AfDB mobilises $540m to support agriculture in Nigeria – Adesina

Akinwunmi Adesina, president of the African Development Bank (AfDB), has called for the accelerated adoption of digitalization and advanced technology in Nigeria’s manufacturing sector in order to drive development and attract investments into the sector .

Speaking at an high level lecture on industrialization organized by the Manufacturers Association of Nigeria (MAN) themed ‘Overcoming the binding constraints to competitive manufacturing for Intra-African Trade’ in Abuja, he said the slow structural transformation of African economies is primarily driven by low level of industrial manufacturing and other challenges.

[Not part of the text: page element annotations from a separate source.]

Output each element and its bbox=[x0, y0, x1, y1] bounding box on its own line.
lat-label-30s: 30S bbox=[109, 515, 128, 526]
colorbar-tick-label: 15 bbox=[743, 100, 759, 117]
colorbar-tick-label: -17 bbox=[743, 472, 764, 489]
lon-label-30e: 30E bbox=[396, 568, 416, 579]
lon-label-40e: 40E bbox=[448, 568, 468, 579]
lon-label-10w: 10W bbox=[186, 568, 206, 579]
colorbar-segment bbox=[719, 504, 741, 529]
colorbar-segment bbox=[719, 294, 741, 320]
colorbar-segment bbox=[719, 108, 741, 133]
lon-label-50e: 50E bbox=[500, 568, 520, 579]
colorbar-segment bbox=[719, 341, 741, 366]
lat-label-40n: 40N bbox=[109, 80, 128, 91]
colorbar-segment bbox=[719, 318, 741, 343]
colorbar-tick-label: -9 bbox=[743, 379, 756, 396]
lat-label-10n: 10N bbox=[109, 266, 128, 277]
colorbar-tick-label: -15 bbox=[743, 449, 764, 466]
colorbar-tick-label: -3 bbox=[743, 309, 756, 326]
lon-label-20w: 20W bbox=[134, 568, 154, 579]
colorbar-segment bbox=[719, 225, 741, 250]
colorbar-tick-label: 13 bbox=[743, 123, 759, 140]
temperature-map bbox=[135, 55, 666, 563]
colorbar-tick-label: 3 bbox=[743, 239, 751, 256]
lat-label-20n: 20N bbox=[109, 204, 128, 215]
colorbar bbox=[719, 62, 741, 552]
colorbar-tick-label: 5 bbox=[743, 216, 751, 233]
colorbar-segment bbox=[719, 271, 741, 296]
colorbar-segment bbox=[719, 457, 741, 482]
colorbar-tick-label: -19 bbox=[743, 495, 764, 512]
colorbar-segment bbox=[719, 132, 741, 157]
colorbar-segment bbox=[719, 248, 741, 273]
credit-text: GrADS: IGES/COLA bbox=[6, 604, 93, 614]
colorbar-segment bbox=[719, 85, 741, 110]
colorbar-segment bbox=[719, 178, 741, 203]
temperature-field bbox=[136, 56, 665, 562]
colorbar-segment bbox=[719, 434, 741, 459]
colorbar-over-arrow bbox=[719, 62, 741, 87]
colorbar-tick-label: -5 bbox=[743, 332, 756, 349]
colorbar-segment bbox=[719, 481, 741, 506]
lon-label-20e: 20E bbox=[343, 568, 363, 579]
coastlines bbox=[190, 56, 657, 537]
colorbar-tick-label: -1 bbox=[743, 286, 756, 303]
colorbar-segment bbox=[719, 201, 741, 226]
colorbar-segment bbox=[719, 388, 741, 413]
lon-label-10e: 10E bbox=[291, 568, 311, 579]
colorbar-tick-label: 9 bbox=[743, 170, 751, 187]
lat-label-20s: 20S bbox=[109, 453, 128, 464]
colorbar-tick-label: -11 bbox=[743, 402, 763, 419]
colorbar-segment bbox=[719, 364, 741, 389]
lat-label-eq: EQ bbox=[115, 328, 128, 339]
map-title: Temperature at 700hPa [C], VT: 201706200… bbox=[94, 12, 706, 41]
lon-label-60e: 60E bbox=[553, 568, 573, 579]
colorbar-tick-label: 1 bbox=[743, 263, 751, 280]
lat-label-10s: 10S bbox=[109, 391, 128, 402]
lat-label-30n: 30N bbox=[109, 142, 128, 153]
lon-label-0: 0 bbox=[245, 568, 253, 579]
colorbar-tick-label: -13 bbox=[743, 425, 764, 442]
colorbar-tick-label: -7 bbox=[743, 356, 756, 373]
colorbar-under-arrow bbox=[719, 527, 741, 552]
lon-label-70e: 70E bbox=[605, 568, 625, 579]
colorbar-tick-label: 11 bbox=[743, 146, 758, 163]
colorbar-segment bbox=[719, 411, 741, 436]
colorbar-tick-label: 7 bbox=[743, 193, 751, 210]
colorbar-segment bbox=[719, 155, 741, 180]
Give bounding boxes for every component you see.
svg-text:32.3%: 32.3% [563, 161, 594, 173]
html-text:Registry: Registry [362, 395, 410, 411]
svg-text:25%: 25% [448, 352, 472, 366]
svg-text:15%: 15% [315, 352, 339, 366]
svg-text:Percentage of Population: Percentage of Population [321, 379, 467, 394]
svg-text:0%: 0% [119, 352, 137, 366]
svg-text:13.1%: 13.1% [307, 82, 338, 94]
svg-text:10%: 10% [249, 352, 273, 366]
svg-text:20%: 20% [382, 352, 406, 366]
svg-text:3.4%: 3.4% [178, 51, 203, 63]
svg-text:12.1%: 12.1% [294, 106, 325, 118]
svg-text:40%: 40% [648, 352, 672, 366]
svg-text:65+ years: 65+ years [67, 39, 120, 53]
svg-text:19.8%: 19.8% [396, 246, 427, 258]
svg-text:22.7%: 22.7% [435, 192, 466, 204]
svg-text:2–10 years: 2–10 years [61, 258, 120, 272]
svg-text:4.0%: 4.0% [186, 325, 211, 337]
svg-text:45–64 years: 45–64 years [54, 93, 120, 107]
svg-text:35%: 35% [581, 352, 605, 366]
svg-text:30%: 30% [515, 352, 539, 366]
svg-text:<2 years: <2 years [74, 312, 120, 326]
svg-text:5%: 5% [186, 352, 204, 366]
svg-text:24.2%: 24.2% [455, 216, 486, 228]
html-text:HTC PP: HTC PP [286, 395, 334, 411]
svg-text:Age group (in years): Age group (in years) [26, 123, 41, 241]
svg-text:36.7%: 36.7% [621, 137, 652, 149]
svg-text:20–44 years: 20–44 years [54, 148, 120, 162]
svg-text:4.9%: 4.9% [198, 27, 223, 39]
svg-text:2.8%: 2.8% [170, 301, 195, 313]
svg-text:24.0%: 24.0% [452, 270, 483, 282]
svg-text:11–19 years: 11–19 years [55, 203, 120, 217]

“The future of manufacturing will be digital and it is here already, Nigeria must therefore enhance its readiness to transition to digitized and smart manufacturing and develop a plan and capacity to compete in the smart industries that will become the main drivers of global economies,” he said.

He also said that Nigeria must prepare to utilize automation, robotics, artificial intelligence, machine learning, big data computing, 3-D printing and additive manufacturing under the fourth industrial revolution

Adesina noted that rising use of robotics in global manufacturing will pose a challenge for Nigeria’s drive to attract investments as developed countries leverage the declining cost of cognitive robots to reshoring previously out-sourced manufacturing capacities back to their home countries

“As capital costs continue to fall faster than labor costs, developed countries are shifting towards reliance on industrial robots for manufacturing, competition will become tougher in global value chains with robotics, as they could wipe out low labor cost advantage of Africa,” he added

In addition to this, he said as Nigeria participates in trade platforms, it will face stiffer competition on the establishment of industrial manufacturing platforms as competitors move from labor intensive industries to more knowledge intensive industries.

Read also: How MSMEs in Nigeria can accelerate growth optimizing digitalization, technology

Adesina mentioned that as part of the digitalization development drive, the use of Internet of Things (IoT) will raise productivity of labor in manufacturing, deploy smart machines, manufacturing platforms and systems, connecting machines and people, and using machine learning and artificial intelligence to improve speed and efficiencies of complex manufacturing processes.

He called on the federal and state governments to increase investments in Nigeria’s digital infrastructure and urged MAN to establish Industrial Digital Skills Academies which will help reskill and retool workers for digitalization.

Speaking on the Africa Continental Free Trade Area (AfCFTA), Adesina said The source of Nigeria’s greater wealth will come from having strong manufacturing capacity for competitiveness in regional trade and integration into global value chains.

“However this will require the prompt address of infrastructural and logistics bottlenecks that hamper industrial capacity and competitiveness, establishing and enforcing quality, grades and standards of products, assuring access of industries to land, providing investment relations management to attract investors and trade facilitation,” he said.

Adesina who was once Nigeria’s minister of agriculture, said although the country has had policies and programs for industrialization and expanding industrial manufacturing over the years, such as the National Economic Empowerment Development Strategy (NEEDS) in the 1990s and the Nigerian Industrial Revolution Plan (NIRP) in 2015, there is a huge gap between policy ideas and implementation which needs to be bridged.

“Greater efforts will be needed in Nigeria to ensure stability of the policy environment and avoid policy reversals to assure investors, With the right policies, investment frameworks, infrastructure, logistics and financing framework, and powered by a highly trained, dynamic and youthful workforce, Nigeria must fully unleash the power of manufacturing,” he said.